Nie było włamania hakerskiego do bazy PESEL – ogłosiło Ministerstwo Cyfryzacji. Choć informacje o najgłośniejszym ostatnio ataku hakerów na administrację okazały się nieprawdziwe (szerzej o tym >C4), liczba takich przypadków rośnie. Wynika to z danych Rządowego Zespołu Reagowania na Incydenty Komputerowe CERT.GOV.PL, działającego przy ABW.
Zespół co roku przedstawia „Raport o stanie bezpieczeństwa cyberprzestrzeni RP". „Rzeczpospolita" zapoznała się z najnowszym, za 2015 rok.

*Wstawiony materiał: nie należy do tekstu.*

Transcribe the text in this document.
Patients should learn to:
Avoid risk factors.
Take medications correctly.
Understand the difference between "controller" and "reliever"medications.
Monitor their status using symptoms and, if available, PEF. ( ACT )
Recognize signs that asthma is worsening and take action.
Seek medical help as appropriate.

Najgroźniej atakowałs Zeus
Z raportu wynika, że w ubiegłym roku zespół CERT zanalizował ponad 16,1 tys. zgłoszeń dotyczących cyberbezpieczeństwa administracji rządowej, z czego 8,9 tys. zakwalifikowano jako faktyczne incydenty. Te liczby co roku rosną. W 2014 r. było 12 tys. zgłoszeń i 7,5 tys. incydentów. W 2013 r. odpowiednio 8,8 oraz 5,7 tys.
W 2015 r. hakerzy najczęściej atakowali administrację, wykorzystując złośliwe oprogramowanie. CERT stwierdził aż 4,3 tys. takich przypadków. Infekcja może służyć różnym celom, m.in. kradzieży wrażliwych danych albo przeprowadzaniu dalszych ataków na inne systemy teleinformatyczne.